The invention discloses a salient target detection algorithm based on double-current dense super-resolution, which comprises the following steps: the space expansion convolution pyramid model is fused, so that the network is ensured to have enough receptive fields to capture the characteristics of targets with different sizes; the high-resolution representation is kept through a dense super-resolution module, all sub-networks are connected in a parallel mode, and information interaction and multi-scale feature fusion among the sub-networks are realized; the invention solves the problem of insufficient extraction of the space information of the obvious target based on the traditional RGB image, obtains a more complete obvious target detection result by fusing RGB and depth information, and solves the problem of image blurring caused by traditional sampling operation by designing a dense super-resolution module.

Description

Significance target detection algorithm based on double-current dense super-resolution

Technical Field

The invention relates to the field of detection algorithms, in particular to a salient target detection algorithm based on double-current dense super-resolution.

Background

The purpose of the salient object detection (Salient Object Detection, SOD) is to find the most eye-attractive object area in the image.
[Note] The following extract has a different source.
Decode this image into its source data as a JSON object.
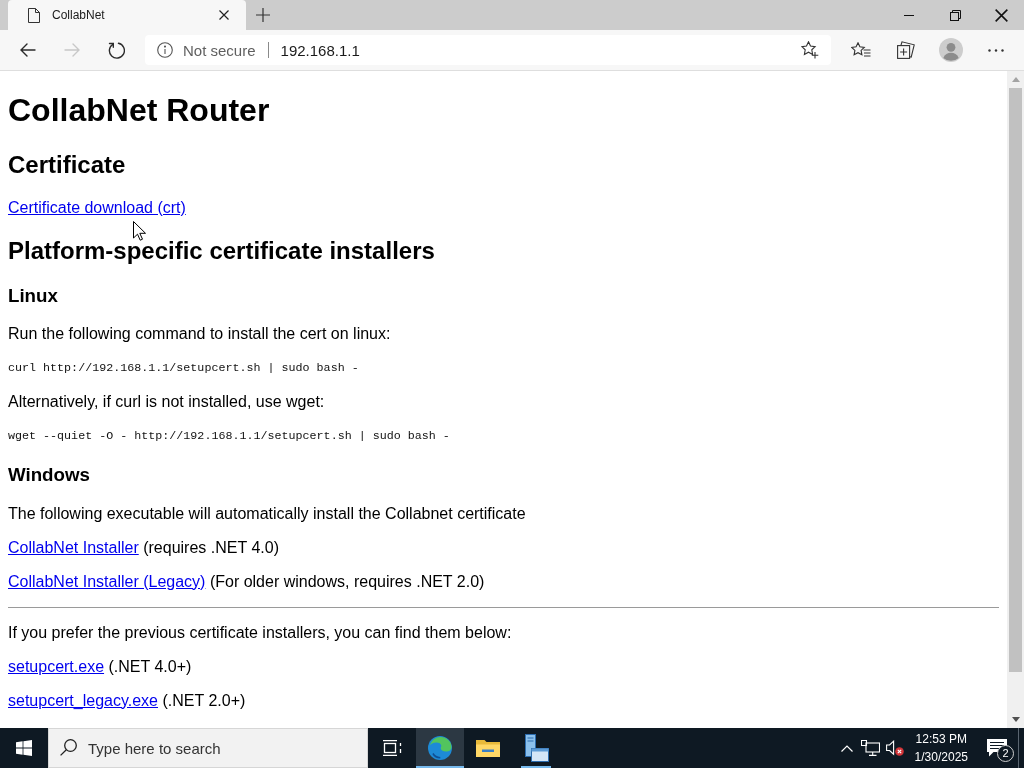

Currently, saliency target detection has been commonly used in various computer vision tasks and exhibits excellent performance, such as: image segmentation, object recognition, video retrieval, etc. Image saliency detection is achieved by a traditional method, and mainly uses hand-made features. However, such features are difficult to describe for complex scenes and objects, while they are difficult to adapt to new scenes and are less versatile. With the popularity of deep learning techniques and their successful application in different visual tasks, researchers have begun to explore new ideas to achieve significant target detection and achieve a surprising increase in effectiveness.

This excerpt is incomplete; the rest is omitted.